The problem with this is that they are frequently wrong. Many people respond poorly to these type of probiotic diets, and holistic medicine has observed outcomes in a small portion of the population and thus encouraged us to generalize them. All we really know about the gut is that it is extremely complicated and that in terms of gut conditions' ("IBS") relationship with gut microbiota they run the gamut. Many of them are either not directly affected by microbiota population (ie: nerve damage, circadian rhythm ), or gut microbiota are part of a multi-causal problem.
We need more science like this, that reaffirms what we "know," not more holistic bullshit.
Source: IBS sufferer who has spent years talking to GI specialists and reading research papers about this stuff. It's hard, and as soon as you think you have it figured out it smacks you in the face with another factor you haven't considered.
These results indicate that you can eat anything, not just foods enriched with bacteria like probiotic yogurt (which has questionable benefits in itself http://skeptics.stackexchange.com/questions/6180/do-probioti...), and observe a change in gut microbiota.
"Turnbaugh’s team found that switching mice to a high-sugar, high-fat diet reshaped the abundance of the community of microbes in the gut to a new, stable makeup within three days, in a reproducible manner that was largely independent of genetic differences among individual mice."
The real yogurt is the Bulgarian yogurt, not low-fat high-sugar ones sold at store in the States. Only an idiot will eat a probiotic "yogurt" with 30g of sugars in the small container and think they are doing good to their health! Fortunately, there are two brands [0] of the original sold at Whole Foods today (one, unfortunately, available only on the East Coast [1]), but they are too sour for the American to like. Does it have questionable benefits?
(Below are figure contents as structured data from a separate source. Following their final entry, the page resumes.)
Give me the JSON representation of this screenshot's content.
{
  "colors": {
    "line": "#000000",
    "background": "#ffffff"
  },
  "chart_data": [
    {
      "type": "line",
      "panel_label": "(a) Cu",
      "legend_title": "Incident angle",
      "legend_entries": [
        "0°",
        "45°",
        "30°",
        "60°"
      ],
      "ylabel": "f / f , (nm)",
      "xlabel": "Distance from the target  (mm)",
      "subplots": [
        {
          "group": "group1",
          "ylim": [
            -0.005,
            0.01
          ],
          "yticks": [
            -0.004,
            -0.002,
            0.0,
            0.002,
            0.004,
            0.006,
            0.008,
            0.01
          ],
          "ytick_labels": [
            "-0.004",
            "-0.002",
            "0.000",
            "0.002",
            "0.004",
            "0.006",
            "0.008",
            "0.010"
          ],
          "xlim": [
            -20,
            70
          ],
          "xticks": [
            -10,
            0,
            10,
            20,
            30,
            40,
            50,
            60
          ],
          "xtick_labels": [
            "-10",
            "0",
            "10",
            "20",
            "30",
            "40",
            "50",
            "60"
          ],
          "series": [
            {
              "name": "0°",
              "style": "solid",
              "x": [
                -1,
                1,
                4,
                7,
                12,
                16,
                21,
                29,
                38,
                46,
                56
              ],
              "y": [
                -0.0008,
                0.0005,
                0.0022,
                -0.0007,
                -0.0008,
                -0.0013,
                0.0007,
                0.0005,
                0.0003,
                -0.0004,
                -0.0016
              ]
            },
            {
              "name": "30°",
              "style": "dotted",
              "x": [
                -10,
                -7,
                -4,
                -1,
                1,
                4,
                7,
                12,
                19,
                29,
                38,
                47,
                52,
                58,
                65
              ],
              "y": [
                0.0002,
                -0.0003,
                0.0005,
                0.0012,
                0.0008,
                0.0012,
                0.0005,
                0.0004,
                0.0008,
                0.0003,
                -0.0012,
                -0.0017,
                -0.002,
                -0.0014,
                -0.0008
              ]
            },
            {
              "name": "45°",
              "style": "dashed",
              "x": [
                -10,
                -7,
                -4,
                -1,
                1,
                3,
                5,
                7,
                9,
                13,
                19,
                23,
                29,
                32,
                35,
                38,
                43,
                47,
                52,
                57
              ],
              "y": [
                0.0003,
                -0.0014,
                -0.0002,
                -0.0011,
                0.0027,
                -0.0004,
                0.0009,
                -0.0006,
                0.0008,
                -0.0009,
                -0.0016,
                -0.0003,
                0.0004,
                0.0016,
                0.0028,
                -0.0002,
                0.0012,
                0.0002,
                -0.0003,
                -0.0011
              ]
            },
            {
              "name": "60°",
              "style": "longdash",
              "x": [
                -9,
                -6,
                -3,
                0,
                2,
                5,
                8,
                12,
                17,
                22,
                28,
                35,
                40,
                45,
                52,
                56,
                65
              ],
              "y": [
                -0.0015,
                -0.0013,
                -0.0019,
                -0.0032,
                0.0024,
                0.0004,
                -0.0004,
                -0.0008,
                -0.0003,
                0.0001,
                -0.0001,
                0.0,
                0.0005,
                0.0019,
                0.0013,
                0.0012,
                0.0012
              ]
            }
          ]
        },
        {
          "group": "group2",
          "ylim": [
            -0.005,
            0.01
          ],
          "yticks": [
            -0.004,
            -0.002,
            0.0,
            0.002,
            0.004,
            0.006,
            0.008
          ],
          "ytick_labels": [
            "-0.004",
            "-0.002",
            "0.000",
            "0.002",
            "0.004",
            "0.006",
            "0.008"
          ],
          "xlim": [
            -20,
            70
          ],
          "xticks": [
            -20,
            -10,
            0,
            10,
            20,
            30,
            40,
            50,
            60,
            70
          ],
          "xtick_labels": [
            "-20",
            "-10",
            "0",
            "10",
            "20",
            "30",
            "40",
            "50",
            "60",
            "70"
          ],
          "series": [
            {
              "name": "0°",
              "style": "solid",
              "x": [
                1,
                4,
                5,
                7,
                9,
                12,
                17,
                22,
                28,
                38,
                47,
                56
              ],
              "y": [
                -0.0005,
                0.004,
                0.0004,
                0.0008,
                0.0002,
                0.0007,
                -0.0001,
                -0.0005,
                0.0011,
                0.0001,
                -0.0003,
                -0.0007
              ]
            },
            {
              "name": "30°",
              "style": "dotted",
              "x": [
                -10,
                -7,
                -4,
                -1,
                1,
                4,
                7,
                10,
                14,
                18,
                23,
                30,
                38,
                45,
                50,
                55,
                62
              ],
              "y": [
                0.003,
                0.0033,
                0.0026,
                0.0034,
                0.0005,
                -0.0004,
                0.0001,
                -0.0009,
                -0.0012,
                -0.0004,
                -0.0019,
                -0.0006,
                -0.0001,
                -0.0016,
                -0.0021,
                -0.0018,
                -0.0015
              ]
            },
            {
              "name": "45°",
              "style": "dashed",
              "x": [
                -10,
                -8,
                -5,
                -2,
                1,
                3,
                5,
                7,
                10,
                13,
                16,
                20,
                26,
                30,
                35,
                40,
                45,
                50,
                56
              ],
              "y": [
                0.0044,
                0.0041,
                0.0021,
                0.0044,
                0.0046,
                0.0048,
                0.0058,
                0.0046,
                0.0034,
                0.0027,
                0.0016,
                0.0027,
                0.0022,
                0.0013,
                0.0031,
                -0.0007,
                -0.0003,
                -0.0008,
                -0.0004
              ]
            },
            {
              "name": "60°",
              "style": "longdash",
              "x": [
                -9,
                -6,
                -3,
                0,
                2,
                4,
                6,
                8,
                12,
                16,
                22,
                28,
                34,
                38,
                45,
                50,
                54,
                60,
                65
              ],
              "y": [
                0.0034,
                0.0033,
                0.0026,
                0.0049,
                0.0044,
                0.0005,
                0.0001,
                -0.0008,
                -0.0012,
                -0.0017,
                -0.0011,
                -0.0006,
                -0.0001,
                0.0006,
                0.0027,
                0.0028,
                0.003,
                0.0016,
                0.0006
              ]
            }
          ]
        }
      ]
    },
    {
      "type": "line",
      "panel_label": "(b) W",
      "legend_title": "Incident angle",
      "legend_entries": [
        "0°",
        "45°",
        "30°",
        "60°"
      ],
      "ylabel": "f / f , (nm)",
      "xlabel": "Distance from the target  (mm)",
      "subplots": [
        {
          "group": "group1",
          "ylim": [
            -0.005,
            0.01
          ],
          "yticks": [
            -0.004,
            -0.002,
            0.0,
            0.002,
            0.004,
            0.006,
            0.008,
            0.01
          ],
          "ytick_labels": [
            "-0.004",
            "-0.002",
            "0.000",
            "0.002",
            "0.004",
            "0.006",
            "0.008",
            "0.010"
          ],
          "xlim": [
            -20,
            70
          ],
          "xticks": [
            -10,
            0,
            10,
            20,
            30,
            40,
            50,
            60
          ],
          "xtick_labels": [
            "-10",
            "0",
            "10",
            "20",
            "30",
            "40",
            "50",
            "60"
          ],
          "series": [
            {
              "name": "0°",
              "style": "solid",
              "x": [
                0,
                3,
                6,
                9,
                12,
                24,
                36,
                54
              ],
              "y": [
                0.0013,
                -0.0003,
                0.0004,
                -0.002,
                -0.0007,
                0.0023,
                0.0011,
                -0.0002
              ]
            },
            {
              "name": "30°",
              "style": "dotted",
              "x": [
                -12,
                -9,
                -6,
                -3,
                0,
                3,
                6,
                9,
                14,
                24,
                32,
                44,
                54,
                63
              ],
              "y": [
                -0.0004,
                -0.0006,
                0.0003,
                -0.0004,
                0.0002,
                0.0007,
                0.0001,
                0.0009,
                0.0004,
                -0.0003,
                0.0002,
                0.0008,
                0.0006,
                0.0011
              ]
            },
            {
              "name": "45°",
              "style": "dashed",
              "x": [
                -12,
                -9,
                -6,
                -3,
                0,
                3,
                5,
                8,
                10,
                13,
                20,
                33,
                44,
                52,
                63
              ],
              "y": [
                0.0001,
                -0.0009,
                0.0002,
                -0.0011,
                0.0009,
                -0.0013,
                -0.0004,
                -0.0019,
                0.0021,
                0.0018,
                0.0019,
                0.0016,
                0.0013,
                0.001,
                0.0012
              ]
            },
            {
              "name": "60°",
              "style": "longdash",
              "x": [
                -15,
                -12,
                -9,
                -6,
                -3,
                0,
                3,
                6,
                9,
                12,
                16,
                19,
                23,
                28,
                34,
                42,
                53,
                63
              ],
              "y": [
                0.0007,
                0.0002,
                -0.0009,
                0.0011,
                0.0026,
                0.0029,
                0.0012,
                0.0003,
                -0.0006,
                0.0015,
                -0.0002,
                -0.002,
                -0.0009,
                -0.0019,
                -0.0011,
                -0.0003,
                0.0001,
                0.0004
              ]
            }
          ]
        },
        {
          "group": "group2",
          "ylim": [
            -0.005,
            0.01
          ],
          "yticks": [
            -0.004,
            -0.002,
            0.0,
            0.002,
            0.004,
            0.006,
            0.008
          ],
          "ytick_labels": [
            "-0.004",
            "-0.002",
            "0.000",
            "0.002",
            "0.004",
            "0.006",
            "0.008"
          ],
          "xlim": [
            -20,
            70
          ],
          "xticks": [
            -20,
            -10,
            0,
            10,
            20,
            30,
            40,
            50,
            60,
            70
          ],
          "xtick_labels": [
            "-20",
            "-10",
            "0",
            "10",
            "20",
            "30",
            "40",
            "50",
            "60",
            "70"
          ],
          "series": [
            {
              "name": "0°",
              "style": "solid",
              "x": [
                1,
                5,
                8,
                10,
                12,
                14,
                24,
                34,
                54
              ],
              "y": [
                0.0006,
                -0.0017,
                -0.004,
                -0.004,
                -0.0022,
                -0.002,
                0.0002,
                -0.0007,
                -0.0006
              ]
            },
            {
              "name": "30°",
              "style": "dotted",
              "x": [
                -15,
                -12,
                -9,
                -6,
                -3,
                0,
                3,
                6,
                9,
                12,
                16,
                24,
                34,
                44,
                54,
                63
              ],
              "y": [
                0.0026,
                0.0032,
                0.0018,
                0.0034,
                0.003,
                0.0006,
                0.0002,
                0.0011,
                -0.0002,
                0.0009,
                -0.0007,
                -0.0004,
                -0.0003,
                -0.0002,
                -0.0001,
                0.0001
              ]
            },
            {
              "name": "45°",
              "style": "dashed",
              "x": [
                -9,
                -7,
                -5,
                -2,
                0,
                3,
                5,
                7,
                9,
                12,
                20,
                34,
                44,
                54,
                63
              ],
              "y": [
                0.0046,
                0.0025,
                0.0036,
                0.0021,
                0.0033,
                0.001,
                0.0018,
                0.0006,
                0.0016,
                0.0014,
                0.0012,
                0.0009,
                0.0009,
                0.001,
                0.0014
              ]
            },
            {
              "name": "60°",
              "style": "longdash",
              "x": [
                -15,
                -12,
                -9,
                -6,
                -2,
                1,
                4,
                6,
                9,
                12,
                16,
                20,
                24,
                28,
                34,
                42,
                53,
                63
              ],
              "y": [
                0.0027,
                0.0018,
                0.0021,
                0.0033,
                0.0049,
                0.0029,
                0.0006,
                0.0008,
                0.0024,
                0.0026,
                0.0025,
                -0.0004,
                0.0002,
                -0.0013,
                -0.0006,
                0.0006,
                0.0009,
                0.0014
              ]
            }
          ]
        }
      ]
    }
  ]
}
Maybe you should try to research how yogurt got the attention of medicine. It was eaten by my predecessors for centuries and the benefits are without doubt.
When babies are born, their gut is sterile before it gets colonized from outside. The diet definitely can affect which strain will outgrow others, but all gut bacteria is exogenous.
This is true and might be surprising that Bulgarians are not accustomed to make their own yogurt, because stores are full of high-quality one that's cheap (unlike the $6-7/jar in the States). Kefir is also great and can also be made at home. My favorite is Lifeway [0].
Not sure I follow - is there a suggestion that you can only eat 'foods enriched with bacteria like probiotic yogurt'? I would think the less questionable benefits of eating yogurt would be calcium and protein, at the very least. This study didn't try to feed any sort of special 'probiotic' foods to the mice.
It's too bad you're being downmodded. I'll state what I think you're getting at: "holistic MDs have, for decades, hypothesized that the link between foods and gut bacteria is much more important than the scientific community yet realizes". Everything else they did from that point, yes you can call it "bullshit" because it was conjectural/anecdotal/etc, so downmod away for daring to suggest that such a morally bankrupt bunch as the holistic community might have had the faintest conjecture about something that turned out to be scientifically significant.
If you put a chip down on every number at a roulette wheel, you can experience the joy of winning with nearly every spin! Yet, strangely, the stack of chips dwindles instead of grows....
A NY Times article earlier this year gives a background on how the rise of antibiotics has been accompanied by a rise in weight among animals and humans alike:
http://www.nytimes.com/2014/03/09/opinion/sunday/the-fat-dru...
Kids in particular seem to be at risk. A recent study of 64,000 kids has associated repeated antibiotic exposure before age 2 with early childhood obesity:
http://archpedi.jamanetwork.com/article.aspx?articleid=19098...
It's good we're investigating diet-based therapy, so patients can someday hear their doctors say "after finishing this broad-spectrum antibiotic prescription, you [or your child] should eat like this for this amount of time to restore digestive health."